Fast and furious


 
De niños, los Malpica Maury salíamos de vacaciones muy poco y muy cerca. Por eso atesorábamos cada vez. A eso hay que añadirle que mi papá no era nada aventurero. O íbamos con reservaciones hechas o mejor ni poner un pie fuera de la casa. Por eso me brinca a la memoria aquella vez que, de la nada, quiso lanzarse a intentar conseguir búngalo en Oaxtepec, uno de nuestros destinos más visitados y más choteados, sin siquiera haber llamado antes y en plena semana santa.

 

El coche empaquetado con la familia completa (cinco escuincles en el asiento trasero), más maletas, más un calor endemoniado, más la monserga de irnos por la Libre, llegamos hambrientos a Oaxtepec a media tarde sin otra cosa a nuestro favor que el haber llevado los dedos cruzados (hasta de los pies) los siete viajantes por todo el camino.

 

La cara de mi papá al volver de las oficinas de registro lo dijo todo. Los cinco escuincles lloramos al unísono como obedeciendo la batuta de algún endemoniado director de orquesta.

 

No se me olvida que mi papá, sin decir nada, emprendió camino.

 

Pero entonces notamos algo.

 

Y el silencio en el asiento trasero fue mayor que el del vacío más profundo en la inmensidad del espacio. Todos oímos la misma voz en nuestras cabezas (“Mi papá no está volviendo a casa. Repito. Mi papá no está volviendo a casa.”).

 

Quiso desafiar al destino buscando hospedaje en Cuautla.
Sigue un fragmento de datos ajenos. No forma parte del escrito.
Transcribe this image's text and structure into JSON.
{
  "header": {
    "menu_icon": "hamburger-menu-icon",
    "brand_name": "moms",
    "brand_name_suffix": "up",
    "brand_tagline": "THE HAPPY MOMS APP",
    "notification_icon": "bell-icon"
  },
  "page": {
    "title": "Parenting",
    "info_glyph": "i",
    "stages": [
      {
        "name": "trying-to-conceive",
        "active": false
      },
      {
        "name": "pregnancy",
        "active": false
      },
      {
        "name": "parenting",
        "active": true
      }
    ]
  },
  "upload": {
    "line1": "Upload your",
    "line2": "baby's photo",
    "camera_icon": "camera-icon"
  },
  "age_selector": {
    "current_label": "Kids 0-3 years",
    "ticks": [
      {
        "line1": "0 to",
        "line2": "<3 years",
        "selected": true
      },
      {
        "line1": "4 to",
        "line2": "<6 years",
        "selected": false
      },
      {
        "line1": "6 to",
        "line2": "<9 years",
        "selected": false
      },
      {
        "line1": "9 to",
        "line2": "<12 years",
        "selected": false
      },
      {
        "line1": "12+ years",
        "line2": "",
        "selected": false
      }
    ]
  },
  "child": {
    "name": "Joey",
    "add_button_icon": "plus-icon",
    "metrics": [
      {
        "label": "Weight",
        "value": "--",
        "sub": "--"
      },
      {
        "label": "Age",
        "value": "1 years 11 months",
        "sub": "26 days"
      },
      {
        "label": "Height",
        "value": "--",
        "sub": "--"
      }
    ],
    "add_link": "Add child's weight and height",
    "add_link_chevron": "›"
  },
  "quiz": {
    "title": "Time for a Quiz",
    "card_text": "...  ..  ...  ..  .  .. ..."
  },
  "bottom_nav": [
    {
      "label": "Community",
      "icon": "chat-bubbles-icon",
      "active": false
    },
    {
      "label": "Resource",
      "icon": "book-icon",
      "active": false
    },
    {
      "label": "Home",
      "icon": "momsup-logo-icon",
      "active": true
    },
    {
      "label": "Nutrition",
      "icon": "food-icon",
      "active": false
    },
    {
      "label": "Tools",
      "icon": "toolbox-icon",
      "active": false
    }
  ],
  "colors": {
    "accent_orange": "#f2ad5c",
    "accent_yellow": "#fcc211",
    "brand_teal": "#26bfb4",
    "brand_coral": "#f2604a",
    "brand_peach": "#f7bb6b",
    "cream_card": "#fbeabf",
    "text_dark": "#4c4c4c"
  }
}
Pero el mundo se conjuró en su contra por haber jugado al osado. Tuvo un problema de tránsito casi de terminar a los golpes con un policía (que a fuerza quería mordida) y salir huyendo por haber estacionado mal el carro, una vez cometida la horrible fechoría de llevarnos a comer, y tuvo, por supuesto, que enfrentar un desliz tras otro al no encontrar vacantes en ninguno de los hoteles al alcance de nuestro bolsillo.

 

Derrotado, ahora sí enfiló hacia nuestra casa.

 

Las lágrimas de los niños ahora fueron más sosegadas pero igual de abundantes.

 

Así y todo, tampoco se me olvida que, a unos metros de tomar carretera perdió la chaveta ahora sí por completo y, nuevamente sin decir nada, puso rumbo a Cuernavaca en vez de a la ciudad.

 

Era de noche cuando se decidió a registrarnos en el Casino de la Selva, un hotel muuuuy por encima de nuestras posibilidades.

 

Era de noche cuando salió el sol para cada uno de los chamacos de aquel asiento trasero.

 

Dice Dominic Toretto que la familia es lo más importante de todo. (Y eso que él nunca recorrió Cuautla con furia y a contrarreloj). Pero sabes que el sujeto tiene razón cuando estás chapoteando en una alberca con tu familia como si lo único importante en realidad fuese estar juntos toda la vida. (Lo supe en ese momento junto a mis hermanos y mis padres; lo confirmo con frecuencia con mi esposa y con mis hijos).

 

Fueron tres días de engordar la tarjeta de crédito. Y luego un cuarto más porque ¡qué más da, sólo se vive una vez! (Y seguro un quinto más visitando el Monte Pío).

 

Pero escribo esto como un pequeño homenaje a esos siete que fuimos en un viaje, arrostrando el mal sino.

 

Porque a lo mejor el viaje sigue. Y aunque los cuatro que ahora viven en otra ciudad estén pasando cierta contrariedad, seguro volveremos a estar juntos un día, chapoteando todos en la misma alberca como si nada fuera más importante en la vida. Porque si ya escapamos a toda velocidad de un policía furibundo alguna vez en un coche empaquetado de triques y chamacos, un pequeño bicho microscópico, a esta familia, seguro le hace los purititos mandados.